Figure 8. Positive emotions timeline (left), negative emotions timeline (right).

This, in contrast to Archangel, says a lot about the kind of language used a century ago in novels. Note the prominence of positive emotions throughout the novel. This creates a better way to analyze novels, because the negative emotions are quite visible when there are extreme events. There are approximately six brown shades in the negative sentiments timeline (right). Having read the novel, I can approximately relate the tragic events in the novel with those six lines. Note the dominance of blue in the positive timeline (left) at the very beginning, and the dominance of brown at the very beginning in the negative timeline. The novel starts with a lot of lamentation for the protagonist’s mother’s murder, it is not surprising to see that small patch of brown at the beginning of the negative timeline (or blue patch at the beginning of positive emotions timeline).

minmax

Figure 9. Nature description propagation in Montezuma’s daughter. For this larger corpus, the nature words list worked out well (to some extent), as seen from the score histogram. So, we can sort of rely on this timeline picture and say that there are quite a lot of nature descriptions in the last-middle half of the novel, which is not quite wrong. Anahuaq (currently Mexico) in the 15th century is quite well described when the protagonist becomes the king of the tribes there, which happens at around the middle of the novel.

Conclusion

This was just a glimpse of what data could be visualized about novels to give the readers some notion about the emotional experience  as they read a novel along. There can be many other useful information about novels that can be encoded in this timeline-like pictures. The work here does not do justice to the title, I agree, but hey, this was just me spending some spare weekend time off research and other duties to explore what sort of patterns and pictures emerge from the novels I read!

The deciding factors here are (a) a comprehensive list of emotion/sentiment words and (b) a nice heuristic to compare sentences or paragraphs. Let’s be honest, net summation scheme sucks for many logical reasons, for one thing it leaves out small and detailed sentiment strengths in paragraphs or sentences. Nevertheless, I saw some patterns that I expected to see, so it did the job for now.
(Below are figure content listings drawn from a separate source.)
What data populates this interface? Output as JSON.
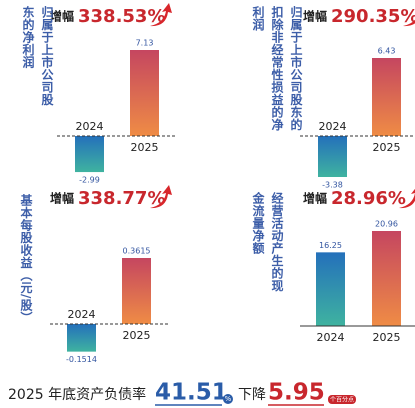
{
  "chart_data": [
    {
      "type": "bar",
      "title": "归属于上市公司股东的净利润",
      "annotation_label": "增幅",
      "annotation": "338.53%",
      "categories": [
        "2024",
        "2025"
      ],
      "values": [
        -2.99,
        7.13
      ],
      "colors": [
        "#2a78bd",
        "#c94a5e"
      ]
    },
    {
      "type": "bar",
      "title": "归属于上市公司股东的扣除非经常性损益的净利润",
      "annotation_label": "增幅",
      "annotation": "290.35%",
      "categories": [
        "2024",
        "2025"
      ],
      "values": [
        -3.38,
        6.43
      ],
      "colors": [
        "#2a78bd",
        "#c94a5e"
      ]
    },
    {
      "type": "bar",
      "title": "基本每股收益（元/股）",
      "annotation_label": "增幅",
      "annotation": "338.77%",
      "categories": [
        "2024",
        "2025"
      ],
      "values": [
        -0.1514,
        0.3615
      ],
      "colors": [
        "#2a78bd",
        "#c94a5e"
      ]
    },
    {
      "type": "bar",
      "title": "经营活动产生的现金流量净额",
      "annotation_label": "增幅",
      "annotation": "28.96%",
      "categories": [
        "2024",
        "2025"
      ],
      "values": [
        16.25,
        20.96
      ],
      "colors": [
        "#2a78bd",
        "#c94a5e"
      ]
    }
  ],
  "footer": {
    "text": "2025 年底资产负债率",
    "value": 41.51,
    "unit": "%",
    "change_label": "下降",
    "change": 5.95,
    "change_unit": "个百分点"
  }
}
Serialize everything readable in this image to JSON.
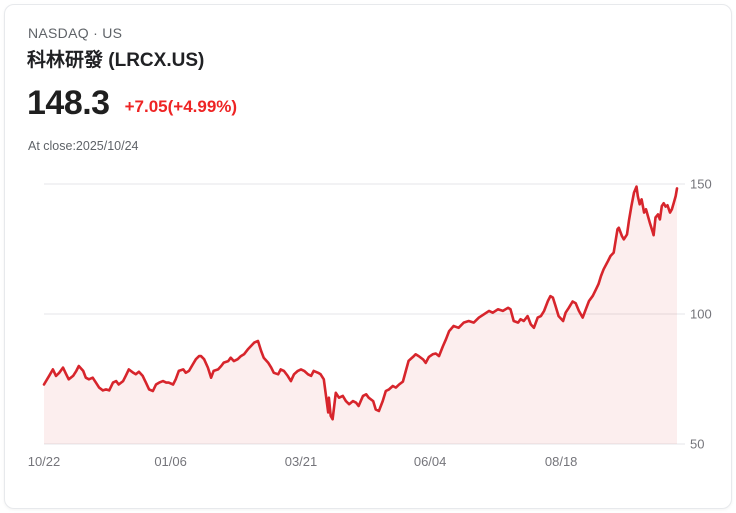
{
  "header": {
    "exchange": "NASDAQ · US",
    "title": "科林研發 (LRCX.US)",
    "price": "148.3",
    "change": "+7.05(+4.99%)",
    "close_info": "At close:2025/10/24"
  },
  "colors": {
    "price_text": "#1f1f1f",
    "change_text": "#ee2424",
    "muted_text": "#5f6368"
  },
  "chart_data": {
    "type": "area",
    "title": "LRCX.US 1-year price chart",
    "xlabel": "",
    "ylabel": "",
    "ylim": [
      50,
      150
    ],
    "y_ticks": [
      150,
      100,
      50
    ],
    "x_ticks": [
      {
        "label": "10/22",
        "f": 0.0
      },
      {
        "label": "01/06",
        "f": 0.2
      },
      {
        "label": "03/21",
        "f": 0.406
      },
      {
        "label": "06/04",
        "f": 0.61
      },
      {
        "label": "08/18",
        "f": 0.817
      }
    ],
    "legend": "none",
    "grid": "horizontal",
    "line_color": "#d7252c",
    "fill_opacity": 0.08,
    "grid_color": "#e5e5e8",
    "axis_text_color": "#75757b",
    "points": [
      [
        0,
        72.9
      ],
      [
        0.008,
        76.2
      ],
      [
        0.014,
        78.7
      ],
      [
        0.019,
        76.2
      ],
      [
        0.024,
        77.4
      ],
      [
        0.03,
        79.4
      ],
      [
        0.035,
        76.8
      ],
      [
        0.039,
        74.9
      ],
      [
        0.046,
        76.2
      ],
      [
        0.051,
        78.1
      ],
      [
        0.055,
        80.0
      ],
      [
        0.062,
        78.1
      ],
      [
        0.066,
        75.5
      ],
      [
        0.071,
        74.9
      ],
      [
        0.077,
        75.5
      ],
      [
        0.082,
        73.6
      ],
      [
        0.087,
        71.7
      ],
      [
        0.093,
        70.6
      ],
      [
        0.098,
        71.0
      ],
      [
        0.103,
        70.6
      ],
      [
        0.109,
        73.6
      ],
      [
        0.114,
        74.2
      ],
      [
        0.118,
        72.9
      ],
      [
        0.125,
        74.2
      ],
      [
        0.129,
        76.2
      ],
      [
        0.134,
        78.7
      ],
      [
        0.141,
        77.4
      ],
      [
        0.145,
        76.8
      ],
      [
        0.15,
        77.8
      ],
      [
        0.156,
        76.2
      ],
      [
        0.161,
        73.6
      ],
      [
        0.166,
        71.0
      ],
      [
        0.172,
        70.4
      ],
      [
        0.177,
        72.9
      ],
      [
        0.182,
        73.6
      ],
      [
        0.188,
        74.2
      ],
      [
        0.193,
        73.6
      ],
      [
        0.197,
        73.6
      ],
      [
        0.204,
        72.9
      ],
      [
        0.208,
        74.9
      ],
      [
        0.213,
        78.1
      ],
      [
        0.22,
        78.7
      ],
      [
        0.224,
        77.4
      ],
      [
        0.229,
        78.1
      ],
      [
        0.235,
        80.6
      ],
      [
        0.24,
        82.6
      ],
      [
        0.245,
        83.8
      ],
      [
        0.248,
        83.8
      ],
      [
        0.253,
        82.6
      ],
      [
        0.259,
        79.4
      ],
      [
        0.264,
        75.5
      ],
      [
        0.268,
        78.1
      ],
      [
        0.275,
        78.7
      ],
      [
        0.28,
        80.0
      ],
      [
        0.284,
        81.3
      ],
      [
        0.291,
        81.9
      ],
      [
        0.295,
        83.2
      ],
      [
        0.3,
        81.9
      ],
      [
        0.306,
        82.6
      ],
      [
        0.311,
        83.8
      ],
      [
        0.316,
        84.5
      ],
      [
        0.322,
        86.4
      ],
      [
        0.327,
        87.7
      ],
      [
        0.332,
        89.0
      ],
      [
        0.338,
        89.6
      ],
      [
        0.343,
        85.8
      ],
      [
        0.347,
        83.2
      ],
      [
        0.354,
        81.3
      ],
      [
        0.359,
        79.4
      ],
      [
        0.363,
        77.4
      ],
      [
        0.37,
        76.8
      ],
      [
        0.374,
        78.7
      ],
      [
        0.379,
        78.1
      ],
      [
        0.385,
        76.2
      ],
      [
        0.39,
        74.2
      ],
      [
        0.395,
        76.8
      ],
      [
        0.401,
        78.1
      ],
      [
        0.406,
        78.7
      ],
      [
        0.411,
        78.1
      ],
      [
        0.417,
        76.8
      ],
      [
        0.422,
        76.2
      ],
      [
        0.426,
        78.1
      ],
      [
        0.433,
        77.4
      ],
      [
        0.437,
        76.8
      ],
      [
        0.442,
        74.9
      ],
      [
        0.449,
        62.1
      ],
      [
        0.45,
        67.8
      ],
      [
        0.453,
        60.8
      ],
      [
        0.456,
        59.5
      ],
      [
        0.461,
        69.7
      ],
      [
        0.466,
        67.8
      ],
      [
        0.472,
        68.5
      ],
      [
        0.477,
        66.5
      ],
      [
        0.482,
        65.3
      ],
      [
        0.488,
        66.5
      ],
      [
        0.493,
        65.9
      ],
      [
        0.497,
        64.6
      ],
      [
        0.504,
        68.5
      ],
      [
        0.509,
        69.1
      ],
      [
        0.513,
        67.8
      ],
      [
        0.52,
        66.5
      ],
      [
        0.524,
        63.3
      ],
      [
        0.529,
        62.7
      ],
      [
        0.535,
        66.5
      ],
      [
        0.54,
        70.4
      ],
      [
        0.545,
        71.0
      ],
      [
        0.551,
        72.3
      ],
      [
        0.556,
        71.7
      ],
      [
        0.561,
        72.9
      ],
      [
        0.567,
        74.0
      ],
      [
        0.572,
        78.5
      ],
      [
        0.576,
        82.0
      ],
      [
        0.583,
        83.5
      ],
      [
        0.587,
        84.5
      ],
      [
        0.592,
        83.8
      ],
      [
        0.599,
        82.5
      ],
      [
        0.603,
        81.2
      ],
      [
        0.608,
        83.5
      ],
      [
        0.614,
        84.5
      ],
      [
        0.619,
        84.8
      ],
      [
        0.624,
        83.8
      ],
      [
        0.63,
        87.5
      ],
      [
        0.635,
        90.3
      ],
      [
        0.64,
        93.4
      ],
      [
        0.647,
        95.4
      ],
      [
        0.655,
        94.7
      ],
      [
        0.663,
        96.7
      ],
      [
        0.671,
        97.3
      ],
      [
        0.679,
        96.7
      ],
      [
        0.687,
        98.6
      ],
      [
        0.695,
        99.9
      ],
      [
        0.703,
        101.2
      ],
      [
        0.709,
        100.5
      ],
      [
        0.717,
        101.8
      ],
      [
        0.725,
        101.2
      ],
      [
        0.733,
        102.4
      ],
      [
        0.737,
        101.8
      ],
      [
        0.742,
        97.3
      ],
      [
        0.749,
        96.7
      ],
      [
        0.753,
        98.0
      ],
      [
        0.758,
        97.3
      ],
      [
        0.764,
        99.2
      ],
      [
        0.769,
        96.0
      ],
      [
        0.774,
        94.7
      ],
      [
        0.78,
        98.6
      ],
      [
        0.785,
        99.2
      ],
      [
        0.79,
        101.2
      ],
      [
        0.796,
        105.0
      ],
      [
        0.8,
        106.9
      ],
      [
        0.804,
        106.3
      ],
      [
        0.808,
        103.1
      ],
      [
        0.813,
        99.2
      ],
      [
        0.82,
        97.3
      ],
      [
        0.824,
        100.5
      ],
      [
        0.829,
        102.4
      ],
      [
        0.835,
        104.8
      ],
      [
        0.84,
        104.1
      ],
      [
        0.845,
        101.2
      ],
      [
        0.851,
        98.6
      ],
      [
        0.856,
        101.8
      ],
      [
        0.861,
        105.0
      ],
      [
        0.867,
        107.0
      ],
      [
        0.872,
        109.5
      ],
      [
        0.876,
        111.5
      ],
      [
        0.88,
        114.6
      ],
      [
        0.884,
        117.2
      ],
      [
        0.891,
        120.4
      ],
      [
        0.895,
        122.3
      ],
      [
        0.9,
        123.6
      ],
      [
        0.906,
        132.6
      ],
      [
        0.908,
        133.2
      ],
      [
        0.913,
        130.0
      ],
      [
        0.916,
        128.7
      ],
      [
        0.921,
        130.6
      ],
      [
        0.924,
        135.8
      ],
      [
        0.928,
        141.5
      ],
      [
        0.932,
        146.7
      ],
      [
        0.936,
        149.0
      ],
      [
        0.938,
        145.4
      ],
      [
        0.941,
        142.2
      ],
      [
        0.944,
        144.1
      ],
      [
        0.948,
        139.0
      ],
      [
        0.951,
        140.3
      ],
      [
        0.954,
        137.7
      ],
      [
        0.957,
        135.1
      ],
      [
        0.962,
        131.3
      ],
      [
        0.963,
        130.3
      ],
      [
        0.966,
        137.1
      ],
      [
        0.97,
        138.3
      ],
      [
        0.973,
        136.4
      ],
      [
        0.976,
        141.5
      ],
      [
        0.979,
        142.6
      ],
      [
        0.982,
        141.3
      ],
      [
        0.985,
        141.8
      ],
      [
        0.989,
        139.0
      ],
      [
        0.992,
        140.3
      ],
      [
        0.995,
        142.8
      ],
      [
        0.998,
        145.4
      ],
      [
        1,
        148.3
      ]
    ]
  }
}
A better scheme could be a Taylor series like summation. As more words from the emotion database are found in the novel, the squared, cubic etc terms of those values will be added to the overall sentiment strength.

The information visualization and art aspects of such images can’t be ignored. From my Google search I have not found anything about such visualization, but it’s quite hard to believe no infovis researchers attempted such work. I am interested to see what sort of work has been done so far.
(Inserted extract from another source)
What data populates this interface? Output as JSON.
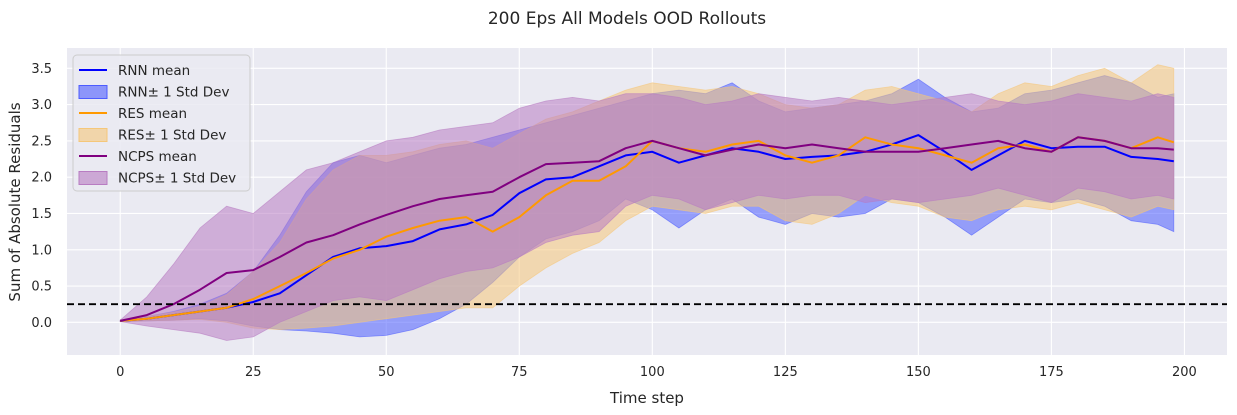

With a carefully chosen color map, such patterns can be quite artsy from the reader’s or writer’s perspective. The amount of information that can be embedded in a 2D image is limited though, the Free Lunch theorem applies here. An image based on emotions and sentiments in a novel seemed logical to me, however, there can be other aspects equally important to the reader. The experience of reading a novel is quite personalized, different readers value different factors.